Apart from the recent increasing maternal ageHowever, the study found a remarkable consistency in the average age of new parents throughout the existence of our species. It has not increased steadily since prehistoric times, the team reports, although it has fluctuated over time.

The average age of conception appears to have fallen by about 10,000 years ago, and since that would roughly coincide with the advent of agriculture and the dawn of civilization, the researchers say it could be related to rapid population growth at that time.

Recorded history only goes back a few thousand years at best, and broad population-level information like this is difficult to obtain from archaeological evidence alone.

But secrets of our ancestors they also lurk within each of us today, which is how Hahn and his colleagues stumbled upon a way to determine the age of parents so far back in time.

The new study takes advantage of the discovery about de novo mutations: DNA alterations that debut in a family member and appear spontaneously instead of being inherited through the family tree.
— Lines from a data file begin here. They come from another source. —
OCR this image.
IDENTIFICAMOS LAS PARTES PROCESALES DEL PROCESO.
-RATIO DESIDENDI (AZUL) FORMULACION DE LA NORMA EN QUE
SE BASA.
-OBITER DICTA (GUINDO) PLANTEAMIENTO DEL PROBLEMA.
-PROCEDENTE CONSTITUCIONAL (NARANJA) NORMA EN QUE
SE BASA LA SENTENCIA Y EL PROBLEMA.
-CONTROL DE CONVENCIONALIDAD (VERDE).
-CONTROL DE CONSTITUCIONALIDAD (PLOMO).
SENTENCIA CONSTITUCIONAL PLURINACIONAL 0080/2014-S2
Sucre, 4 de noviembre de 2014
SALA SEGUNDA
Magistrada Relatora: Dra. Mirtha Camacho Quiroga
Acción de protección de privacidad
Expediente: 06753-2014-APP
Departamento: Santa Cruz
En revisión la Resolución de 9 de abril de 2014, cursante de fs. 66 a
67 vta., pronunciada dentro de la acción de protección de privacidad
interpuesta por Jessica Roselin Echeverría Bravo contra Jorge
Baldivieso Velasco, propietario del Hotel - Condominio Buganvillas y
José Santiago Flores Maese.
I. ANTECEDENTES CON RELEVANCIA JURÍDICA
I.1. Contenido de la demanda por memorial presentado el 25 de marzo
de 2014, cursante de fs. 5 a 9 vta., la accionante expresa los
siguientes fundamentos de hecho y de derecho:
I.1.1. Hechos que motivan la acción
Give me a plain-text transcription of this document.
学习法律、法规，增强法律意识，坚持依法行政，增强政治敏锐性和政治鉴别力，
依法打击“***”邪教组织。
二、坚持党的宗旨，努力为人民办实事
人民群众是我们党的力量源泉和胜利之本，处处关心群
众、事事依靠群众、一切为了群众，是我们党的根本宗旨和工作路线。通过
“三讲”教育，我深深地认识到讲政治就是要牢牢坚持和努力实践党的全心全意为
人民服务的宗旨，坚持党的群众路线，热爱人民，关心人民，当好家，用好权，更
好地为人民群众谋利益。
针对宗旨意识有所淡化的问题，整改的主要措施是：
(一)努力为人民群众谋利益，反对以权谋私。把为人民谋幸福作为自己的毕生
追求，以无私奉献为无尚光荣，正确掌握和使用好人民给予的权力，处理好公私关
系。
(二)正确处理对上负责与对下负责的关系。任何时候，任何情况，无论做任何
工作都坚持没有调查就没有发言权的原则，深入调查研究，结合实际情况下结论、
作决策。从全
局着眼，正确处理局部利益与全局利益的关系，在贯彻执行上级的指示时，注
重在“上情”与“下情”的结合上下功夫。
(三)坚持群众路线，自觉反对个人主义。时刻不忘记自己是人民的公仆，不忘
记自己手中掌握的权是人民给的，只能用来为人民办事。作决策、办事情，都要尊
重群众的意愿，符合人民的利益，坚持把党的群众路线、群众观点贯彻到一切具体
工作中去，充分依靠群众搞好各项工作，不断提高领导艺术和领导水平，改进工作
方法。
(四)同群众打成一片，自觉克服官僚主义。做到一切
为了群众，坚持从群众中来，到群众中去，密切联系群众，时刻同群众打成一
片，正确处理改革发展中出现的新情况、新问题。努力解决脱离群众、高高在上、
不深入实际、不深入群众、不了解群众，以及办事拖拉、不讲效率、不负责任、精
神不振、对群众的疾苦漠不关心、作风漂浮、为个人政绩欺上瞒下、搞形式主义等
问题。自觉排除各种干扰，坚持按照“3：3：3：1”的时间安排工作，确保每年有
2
While working on another project related to these new genetic changes and parents of known agesthe researchers noticed an interesting pattern. Based on data from thousands of children, the pattern and number of novel mutations formed in parents before being passed on to their children depends on each parent’s age of conception.

This allowed the researchers to estimate separate male and female generation times over 250,000 years.

“These mutations from the past accumulate with each generation and exist in humans today.” He says Study co-author and Indiana University phylogeneticist Richard Wang.

“Now we can identify these mutations, see how they differ between male and female parents, and how they change based on the age of the parents.”

Previous research has also used genetic clues to estimate generation length over time, but has generally relied on comparisons between modern DNA and ancient samples that were averaged between sexes and over the past 40,000 to 45,000 years, the researchers note. .

“Human history is made up of a diverse set of sources: written records, archaeological finds, fossils, etc.” Wang He says.

“Our genomes, the DNA found in each of our cells, offer a kind of manuscript of human evolutionary history.

“The findings from our genetic analysis confirm some things we knew from other sources, but also offer a richer understanding of the demographics of ancient humans.”

The study was published in Progress of science.